The company owes much of its success to TikTok, now the web repository of choice for lip-synching and dance videos by American teens. The ambitious company is additionally pushing aggressively into a plethora of latest arenas from gaming and search to music. ByteDance could fetch a valuation of between $150 billion and $180 billion in an initial public offering, a premium relative to sales of the maximum amount as 20% to Tencent because of a bigger global footprint and burgeoning games business, estimated Ke Yan, Singapore-based analyst with DZT Research.

"None of the Chinese tech companies has achieved this level of success within the global market before ByteDance," he said, adding neither social media company harbours much debt. "The incontrovertible fact that ByteDance is making a profit, if true, and sitting on a $6 billion cash pile means it's not during a rush in the least to return to plug to boost capital.

Two, TikTok keeps finding new users. My old view was that when ByteDance stopped buying new installs on Facebook, TikTok's growth would level off. Instead, the pandemic hit, American teens were locked indoors for weeks on end, and TikTok became the foremost downloaded app within the world — installed 315 million times within the half-moon. Consistent with third-party data and reaching quite 2 billion cumulative downloads within the current quarter.

Three, ByteDance has rapidly levelled up its lobbying game. It hired its first American lobbyists a year ago, and in November hired a former congressman in anticipation of more regulatory pressure. Last month it hired the prominent executive Kevin Mayer faraway from Disney to be TikTok's CEO, giving ByteDance a face of the American place of business to travel before Congress. Ask how the Communist Party of China might decide to use TikTok as a part of an influence campaign. And to that the last point, PingWest reported in the week that ByteDance would begin restricting the access Chinese engineers have TikTok's code base.

There are good reasons to be skeptical about the data issue, as Ben Thompson laid out in the week at Stratechery. "There are two problems here," he wrote. "First, who goes to verify this, and second, the more concerning possibility to my mind isn't such a lot user-data but rather the type of algorithmic control that would considerably sway hearts and minds. That, technically, isn't 'sensitive data', it just happens to be compelling data."

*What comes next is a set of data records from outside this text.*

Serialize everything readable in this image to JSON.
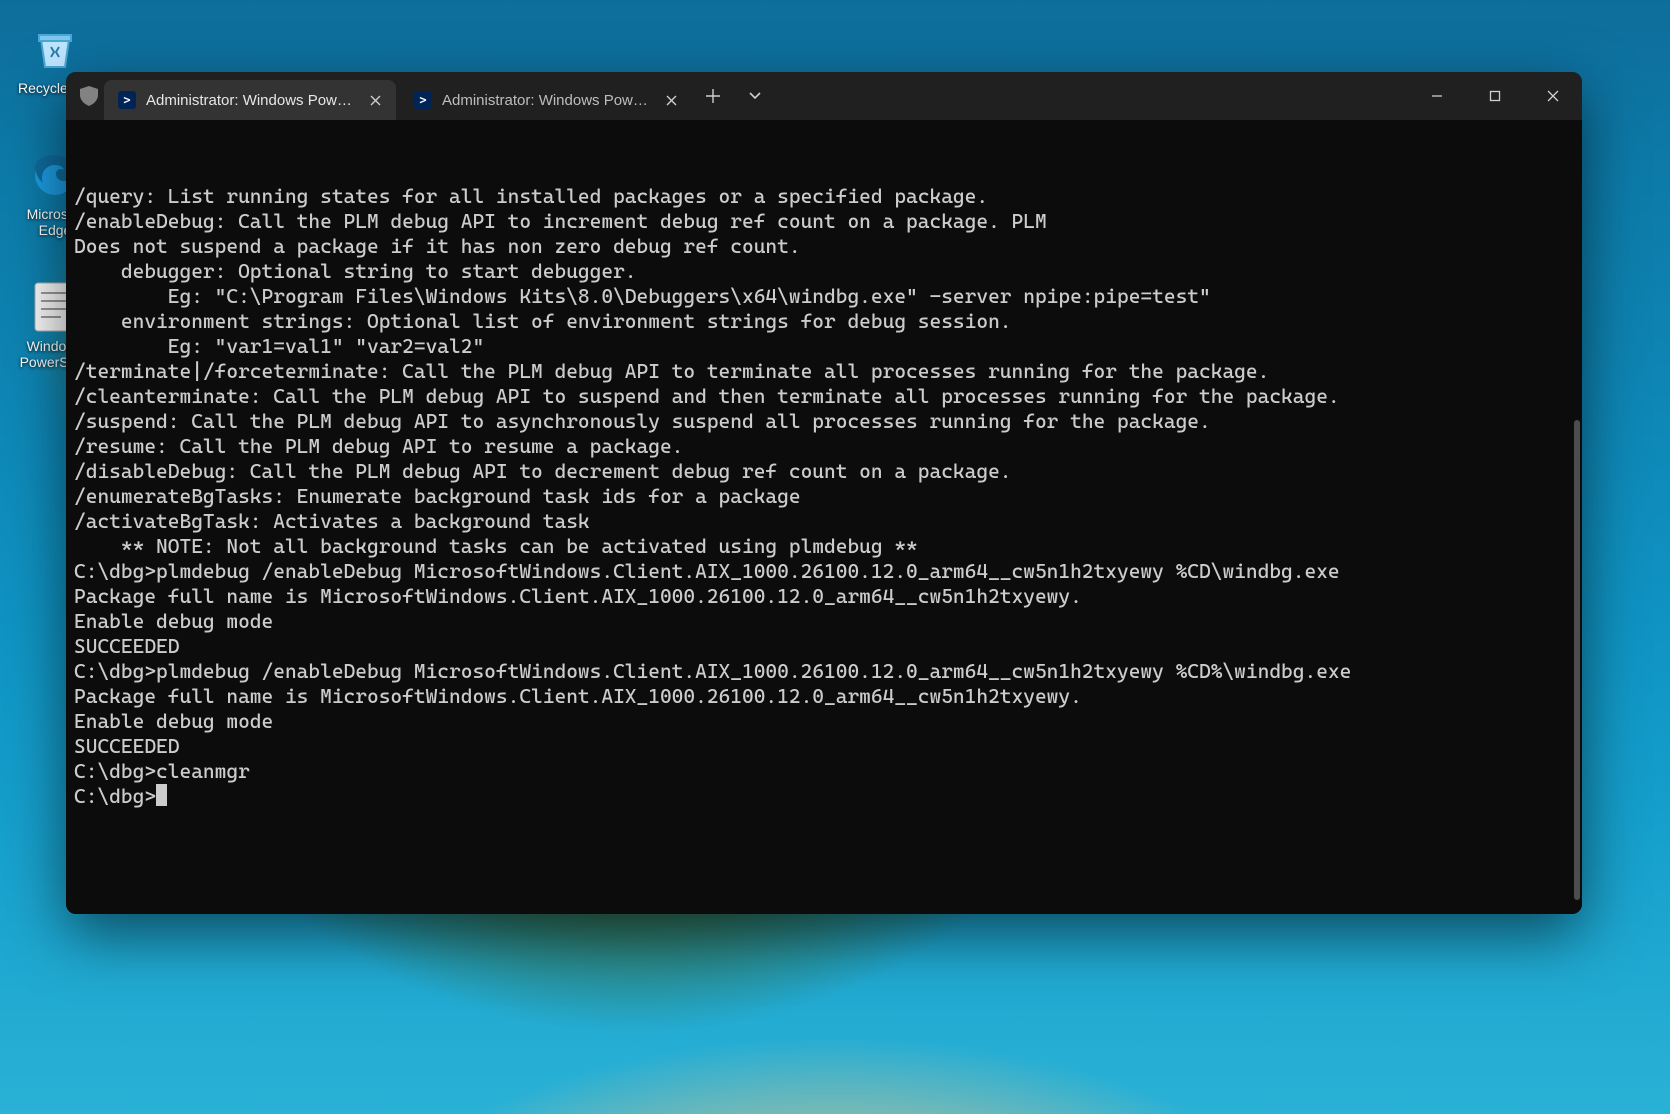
{
  "desktopIcons": {
    "recycle": "Recycle Bin",
    "edge": "Microsoft Edge",
    "notepad": "Windows PowerShell"
  },
  "tabs": [
    {
      "label": "Administrator: Windows PowerShell",
      "active": true
    },
    {
      "label": "Administrator: Windows PowerShell",
      "active": false
    }
  ],
  "newTabTooltip": "New tab",
  "tabMenuTooltip": "Tab options",
  "terminalLines": [
    "/query: List running states for all installed packages or a specified package.",
    "/enableDebug: Call the PLM debug API to increment debug ref count on a package. PLM",
    "Does not suspend a package if it has non zero debug ref count.",
    "    debugger: Optional string to start debugger.",
    "        Eg: \"C:\\Program Files\\Windows Kits\\8.0\\Debuggers\\x64\\windbg.exe\" -server npipe:pipe=test\"",
    "    environment strings: Optional list of environment strings for debug session.",
    "        Eg: \"var1=val1\" \"var2=val2\"",
    "/terminate|/forceterminate: Call the PLM debug API to terminate all processes running for the package.",
    "/cleanterminate: Call the PLM debug API to suspend and then terminate all processes running for the package.",
    "/suspend: Call the PLM debug API to asynchronously suspend all processes running for the package.",
    "/resume: Call the PLM debug API to resume a package.",
    "/disableDebug: Call the PLM debug API to decrement debug ref count on a package.",
    "/enumerateBgTasks: Enumerate background task ids for a package",
    "/activateBgTask: Activates a background task",
    "    ** NOTE: Not all background tasks can be activated using plmdebug **",
    "",
    "C:\\dbg>plmdebug /enableDebug MicrosoftWindows.Client.AIX_1000.26100.12.0_arm64__cw5n1h2txyewy %CD\\windbg.exe",
    "Package full name is MicrosoftWindows.Client.AIX_1000.26100.12.0_arm64__cw5n1h2txyewy.",
    "Enable debug mode",
    "SUCCEEDED",
    "",
    "C:\\dbg>plmdebug /enableDebug MicrosoftWindows.Client.AIX_1000.26100.12.0_arm64__cw5n1h2txyewy %CD%\\windbg.exe",
    "Package full name is MicrosoftWindows.Client.AIX_1000.26100.12.0_arm64__cw5n1h2txyewy.",
    "Enable debug mode",
    "SUCCEEDED",
    "",
    "C:\\dbg>cleanmgr",
    "",
    "C:\\dbg>"
  ]
}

I don't know what ByteDance could do to convince us that it'll never, ever share American user data with the Chinese government or allow state agents to control its algorithms. At an equivalent time, in recent weeks, I even have felt like TikTok is functioning to create trust where it can. After a current issue during which view counts were improperly displayed for videos associated with Black Lives Matter protests — a part of a pattern during which content from minority communities has appeared to get lower distribution. TikTok established a creator diversity council and donated $3 million to nonprofits supporting the black community.

What impressed us weren't the moves themselves such a lot because the speed with which TikTok made them: you can't move that quickly unless you're attuned to your user base, which bodes well for the corporate as future crises inevitably arise.

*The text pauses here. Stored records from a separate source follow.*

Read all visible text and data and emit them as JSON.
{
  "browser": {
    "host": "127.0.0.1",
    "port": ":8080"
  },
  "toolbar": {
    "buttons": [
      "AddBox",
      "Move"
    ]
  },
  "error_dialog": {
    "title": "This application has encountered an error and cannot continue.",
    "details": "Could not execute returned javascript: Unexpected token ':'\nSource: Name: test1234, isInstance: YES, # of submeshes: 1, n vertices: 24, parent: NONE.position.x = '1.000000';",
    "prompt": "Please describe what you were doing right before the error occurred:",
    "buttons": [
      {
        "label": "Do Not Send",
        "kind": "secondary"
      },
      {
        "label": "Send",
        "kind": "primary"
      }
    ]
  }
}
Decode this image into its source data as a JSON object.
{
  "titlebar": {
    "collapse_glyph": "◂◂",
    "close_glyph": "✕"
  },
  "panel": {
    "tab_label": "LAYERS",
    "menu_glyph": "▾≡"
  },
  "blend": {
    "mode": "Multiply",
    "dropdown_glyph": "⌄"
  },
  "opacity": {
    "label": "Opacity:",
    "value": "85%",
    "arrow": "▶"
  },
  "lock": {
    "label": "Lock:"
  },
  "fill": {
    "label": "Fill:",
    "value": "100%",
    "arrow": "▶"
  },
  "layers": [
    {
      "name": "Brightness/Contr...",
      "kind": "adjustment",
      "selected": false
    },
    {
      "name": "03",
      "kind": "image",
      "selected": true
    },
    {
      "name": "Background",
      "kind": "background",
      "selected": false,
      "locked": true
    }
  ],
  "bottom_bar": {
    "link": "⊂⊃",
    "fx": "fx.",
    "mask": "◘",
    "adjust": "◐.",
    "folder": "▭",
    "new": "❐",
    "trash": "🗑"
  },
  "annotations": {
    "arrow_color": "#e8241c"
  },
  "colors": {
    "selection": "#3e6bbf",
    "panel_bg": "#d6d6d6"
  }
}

The question is how long TikTok is going to be ready to serve that user base before some conflict with China's broader interests materializes. For ByteDance, this is often not a theoretical question, as Alex Heath, Yunan Zhang and Jessica E. Lessin wrote within the Information:

The government sees the media as an essential instrument of internal control and increasingly as a tool for projecting its views on the international stage. For instance, in early 2018, after the govt pack up Toutiao for twenty-four hours for posting "pornographic and vulgar content," ByteDance hired 2,000 content moderators, giving preference to Communist Party members in its recruitment.

But at now, the mere existence of a threat to ByteDance not persuades me that the corporate won't find how to crush it. Skepticism may be a reporter's most valuable tool, but it ceases to be useful the instant it blinds you to the facts. TikTok isn't just a fluke blockbuster — it's a durable one. Whatever problems lie the road, and I'm sure there'll be plenty, the smallest amount I can do is to prevent underestimating it.